1. ## Square root manipulation

Hello. From my calculator, I know that this is a true equality:

$\sqrt{5+2\sqrt{6}} = \sqrt{3} + \sqrt{2}$

However, I simply cannot come up with the method used to "simplify" the first expression to arrive at the second expression (or vice versa). Could someone demonstrate or explain what I am missing?

2. Originally Posted by drumist
Hello. From my calculator, I know that this is a true equality:

$\sqrt{5+2\sqrt{6}} = \sqrt{3} + \sqrt{2}$

However, I simply cannot come up with the method used to "simplify" the first expression to arrive at the second expression (or vice versa). Could someone demonstrate or explain what I am missing?
Ok, let's start from

$C = \sqrt{3} + \sqrt{2}$

Square both sides

$C^2 = (\sqrt{3} + \sqrt{2})^2 = (\sqrt{3})^2 + 2(\sqrt{3})(\sqrt{2}) + (\sqrt{2})^2 = 3 + 2\sqrt{6} + 2 = 5 + 2\sqrt{6}$

Now take the positive root to find $C = \sqrt{5 + 2\sqrt{6}}$

3. Well, to be clear, seeing the equality, I can definitely prove that it is true, just like you showed.

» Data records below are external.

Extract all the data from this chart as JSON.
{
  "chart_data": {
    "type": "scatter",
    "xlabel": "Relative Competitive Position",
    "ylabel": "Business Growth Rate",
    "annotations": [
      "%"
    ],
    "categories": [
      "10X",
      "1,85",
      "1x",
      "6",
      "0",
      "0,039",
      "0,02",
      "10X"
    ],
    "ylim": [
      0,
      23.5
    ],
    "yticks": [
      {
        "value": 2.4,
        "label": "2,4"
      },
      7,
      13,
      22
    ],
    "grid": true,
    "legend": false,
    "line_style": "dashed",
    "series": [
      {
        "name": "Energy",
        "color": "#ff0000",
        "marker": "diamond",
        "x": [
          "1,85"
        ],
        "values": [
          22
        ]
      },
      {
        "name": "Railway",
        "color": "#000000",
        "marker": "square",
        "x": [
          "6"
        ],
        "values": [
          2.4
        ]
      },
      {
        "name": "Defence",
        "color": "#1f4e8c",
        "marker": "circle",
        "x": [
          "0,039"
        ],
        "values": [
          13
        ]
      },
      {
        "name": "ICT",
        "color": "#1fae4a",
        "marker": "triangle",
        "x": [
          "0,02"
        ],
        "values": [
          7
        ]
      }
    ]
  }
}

I see that you can generalize it into an identity like this

$\sqrt{a+b\pm2\sqrt{ab}}=\sqrt{a}\pm\sqrt{b}$

I guess my point is: are there any other similar identities like this that would be useful in simplifying stacked square root expressions? I don't remember ever being taught this particular identity, although I'm not sure if it really occurs very often.

4. $5+2\sqrt{6}=3+2+2\cdot\sqrt{2}\cdot\sqrt{3}=(\sqrt {2}+\sqrt{3})^2$

you've got to recognize the terms of the identity/ies $(a\pm b)^2=a^2+b^2\pm 2ab$